1186. Maximum Subarray Sum with One Deletion.md

1186. Maximum Subarray Sum with One Deletion

https://leetcode.com/problems/maximum-subarray-sum-with-one-deletion/

53. Maximum Subarray is the prerequisite to understand this solution.

Let

• S0(n) be the set of all subarrays ending at index n, without deletion. Same as S(n) in Problem 53.
• S1(n) be the set of all subarrays ending at index n (before deletion), with at most one deletion.
  • S0(0) is a subset of S1(n)
• P0(n) be the max sum of all subarrays in S0(n). It can be obtained in the same approach as in Problem 53.
• P1(n) be the max sum of all subarrays in S1(n).

Here, we want to establish a recurrence relation from P1(n) to P0(n-1), P0(n) and P1(n-1).

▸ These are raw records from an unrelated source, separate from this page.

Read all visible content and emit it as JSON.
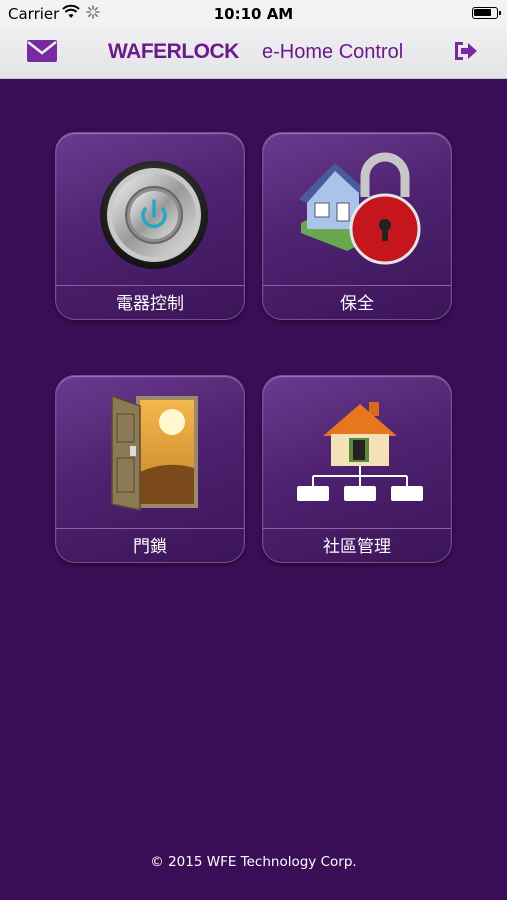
{
  "status_bar": {
    "carrier": "Carrier",
    "time": "10:10 AM",
    "icons": [
      "wifi-icon",
      "activity-spinner-icon",
      "battery-icon"
    ]
  },
  "nav_bar": {
    "brand": "WAFERLOCK",
    "subtitle": "e-Home Control",
    "left_icon": "mail-icon",
    "right_icon": "logout-icon",
    "accent_color": "#6b1a8c"
  },
  "tiles": [
    {
      "label": "電器控制",
      "icon": "power-button-icon"
    },
    {
      "label": "保全",
      "icon": "house-padlock-icon"
    },
    {
      "label": "門鎖",
      "icon": "open-door-icon"
    },
    {
      "label": "社區管理",
      "icon": "community-network-icon"
    }
  ],
  "footer": {
    "copyright": "© 2015 WFE Technology Corp."
  },
  "colors": {
    "background": "#3a0e56",
    "tile": "#4e2270",
    "nav": "#efeff1"
  }
}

We can classify subarrays in S1(n) into 3 categories:

1. The index of deleted item is n. All subarrays in this case belong to S0(n-1), since there must be no deletion in the subarray arr[i..n-1].
2. The index of deleted item is before n. Any subarray in this case can be obtained by combining some subarray in S1(n-1) and arr[n].
3. No deletion. Same as S0(n).

Given above, we have the recurrence relation as below:

P1(n) = max(P0(n-1), P1(n-1) + arr[n], P0(n))

class Solution:
    def maximumSum(self, arr: List[int]) -> int:
        P0 = arr[:]
        P1 = arr[:]
        for n in range(1, len(arr)):
            P0[n] = max(P0[n-1] + arr[n], arr[n])
            P1[n] = max(P0[n-1], P1[n-1] + arr[n], P0[n])
        return max(P1)

Optimization is left to the reader.